Oxyopia Abstract
January 30, 2004
Friday, 4 PM
489 Minor Hall
Bruce Cumming, MD, PhD
Laboratory of Sensorimotor Research, National Eye Institute
Host: Dennis Levi
Title
"The neural substrate of the Pulfrich effect: Perhaps he was right."
Abstract
If a moving object is viewed while the input from one eye is delayed by placing a filter over that eye, a sensation of depth results (the
Pulfrich effect). Modern explanations of this phenomenon depend upon the idea that motion and depth (binocular disparity) are jointly
encoded early in visual processing. In the primate visual pathway, the earliest point at which selectivity occurs for either direction
of motion or disparity is the primary visual cortex (V1). We measured the responses of disparity selective neurons to random dot stereograms
over a range of interocular delays. The great majority of neurons showed no evidence of joint motion-depth encoding.
This led us to reevaluate the evidence in favor of joint encoding. The strongest evidence has come from studies in which the Pulfrich effect
is produced under stroboscopic illumination. Here the image in one eye appears a few ms after the other eye, but at an identical location.

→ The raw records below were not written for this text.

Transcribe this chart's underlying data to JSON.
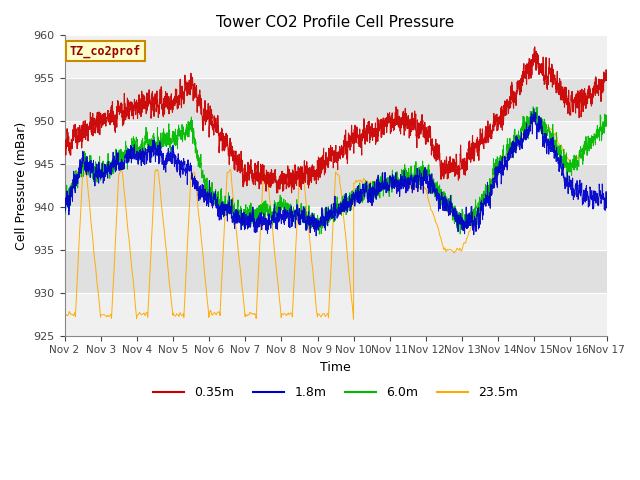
{
  "title": "Tower CO2 Profile Cell Pressure",
  "ylabel": "Cell Pressure (mBar)",
  "xlabel": "Time",
  "ylim": [
    925,
    960
  ],
  "series_labels": [
    "0.35m",
    "1.8m",
    "6.0m",
    "23.5m"
  ],
  "series_colors": [
    "#cc0000",
    "#0000cc",
    "#00bb00",
    "#ffaa00"
  ],
  "legend_box_label": "TZ_co2prof",
  "x_tick_labels": [
    "Nov 2",
    "Nov 3",
    "Nov 4",
    "Nov 5",
    "Nov 6",
    "Nov 7",
    "Nov 8",
    "Nov 9",
    "Nov 10",
    "Nov 11",
    "Nov 12",
    "Nov 13",
    "Nov 14",
    "Nov 15",
    "Nov 16",
    "Nov 17"
  ],
  "n_points": 3000,
  "background_color": "#ffffff",
  "plot_bg_light": "#f0f0f0",
  "plot_bg_dark": "#e0e0e0",
  "figsize": [
    6.4,
    4.8
  ],
  "dpi": 100
}
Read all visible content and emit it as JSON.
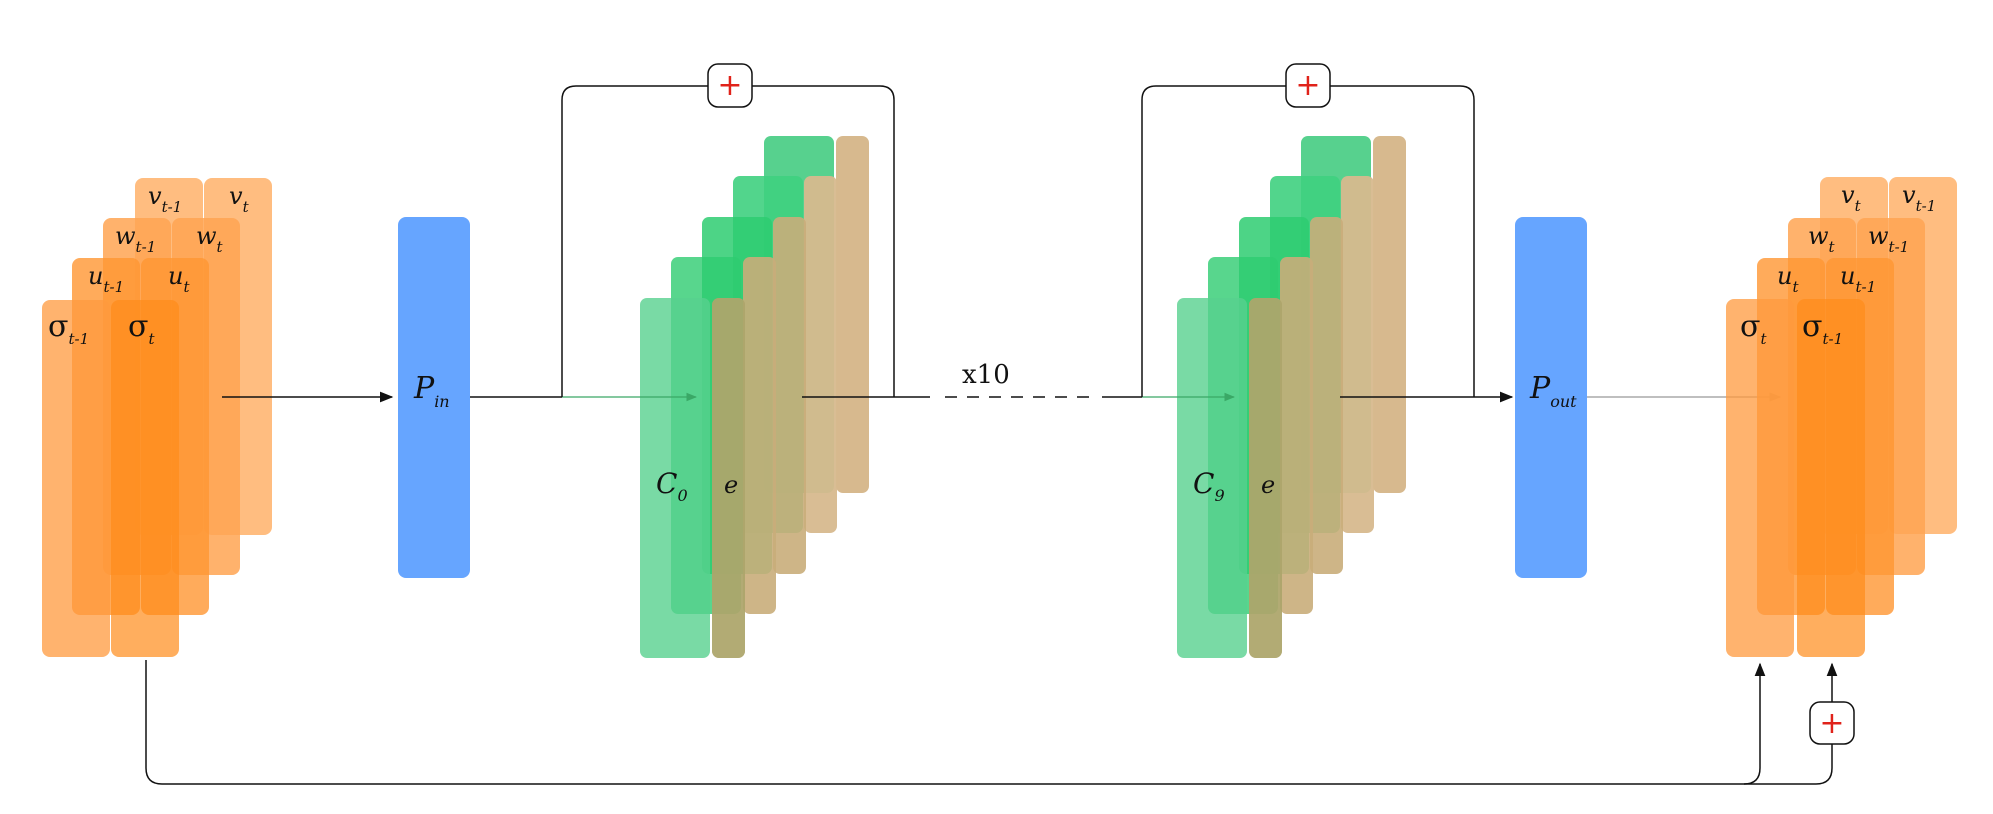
{
  "input_stack": {
    "labels": [
      "v",
      "v",
      "w",
      "w",
      "u",
      "u",
      "σ",
      "σ"
    ],
    "subs": [
      "t-1",
      "t",
      "t-1",
      "t",
      "t-1",
      "t",
      "t-1",
      "t"
    ]
  },
  "output_stack": {
    "labels": [
      "v",
      "v",
      "w",
      "w",
      "u",
      "u",
      "σ",
      "σ"
    ],
    "subs": [
      "t",
      "t-1",
      "t",
      "t-1",
      "t",
      "t-1",
      "t",
      "t-1"
    ]
  },
  "p_in": {
    "label": "P",
    "sub": "in"
  },
  "p_out": {
    "label": "P",
    "sub": "out"
  },
  "block_first": {
    "c_label": "C",
    "c_sub": "0",
    "e_label": "e"
  },
  "block_last": {
    "c_label": "C",
    "c_sub": "9",
    "e_label": "e"
  },
  "repeat_label": "x10",
  "plus_symbol": "+",
  "colors": {
    "orange_light": "#ffb672",
    "orange_dark": "#ff8c1a",
    "blue": "#66a5ff",
    "green": "#57d18e",
    "green_dark": "#2ecc71",
    "tan": "#d7b98e",
    "plus": "#e0221a"
  }
}
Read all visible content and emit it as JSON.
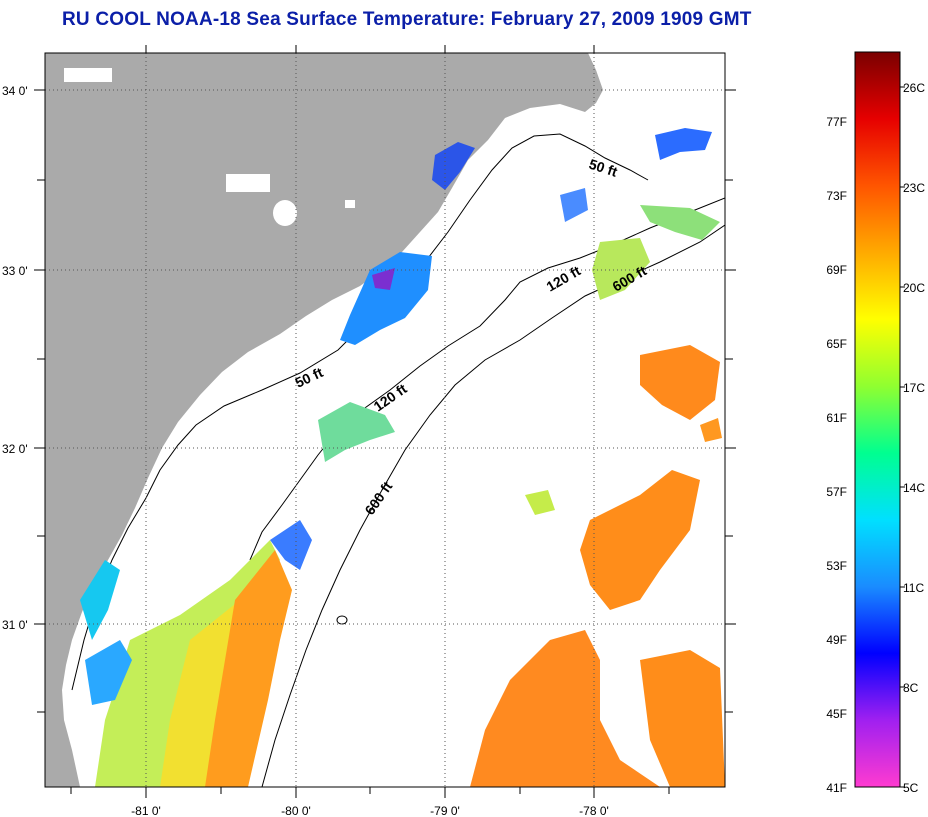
{
  "title": "RU COOL  NOAA-18  Sea Surface Temperature:  February 27, 2009 1909 GMT",
  "map": {
    "lat_labels": [
      "34 0'",
      "33 0'",
      "32 0'",
      "31 0'"
    ],
    "lon_labels": [
      "-81 0'",
      "-80 0'",
      "-79 0'",
      "-78 0'"
    ],
    "depth_labels": [
      "50 ft",
      "50 ft",
      "120 ft",
      "120 ft",
      "600 ft",
      "600 ft"
    ],
    "colors": {
      "land": "#aaaaaa",
      "frame": "#000000",
      "grid": "#444444"
    }
  },
  "colorbar": {
    "fahrenheit_labels": [
      "77F",
      "73F",
      "69F",
      "65F",
      "61F",
      "57F",
      "53F",
      "49F",
      "45F",
      "41F"
    ],
    "celsius_labels": [
      "26C",
      "23C",
      "20C",
      "17C",
      "14C",
      "11C",
      "8C",
      "5C"
    ],
    "stops": [
      "#ff3bd0",
      "#a020f0",
      "#0000ff",
      "#1a8cff",
      "#00e0ff",
      "#00ff90",
      "#90ff30",
      "#ffff00",
      "#ffaa00",
      "#ff5500",
      "#e60000",
      "#7a0000"
    ]
  }
}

The spatial disparities are therefore zero in this display (despite the time delay). That depth changes are still experienced was explained
by invoking joint encoding of motion and depth. We now show that the same phenomenon can be explained by early mechanisms that are
insensitive to the direction of motion, provided that they integrate input signals over finite times. This explanation makes quantitative
predictions of the magnitude of depth induced by stroboscopic displays. For small time delays stroboscopic presentation should produce
smaller depth percepts than traditional displays. As the time delay gets larger (up to half the strobe period), the induced depth should
become more similar in the two displays. We measured perceived depth in computer generated displays with a nulling procedure, and found
exactly this pattern. Data from a large number of configurations (with different delays and different strobe periods) can be explained by
a simple model assuming an integration time of around 20ms. This is similar to the integration time observed in cortical neurons. Taken
together, these observations indicate that the Pulfrich effect, even in its stroboscopic form, is largely the result of the geometrical
consequences of the interocular delay f or disparity detectors, rather than a consequence of joint motion-disparity encoding.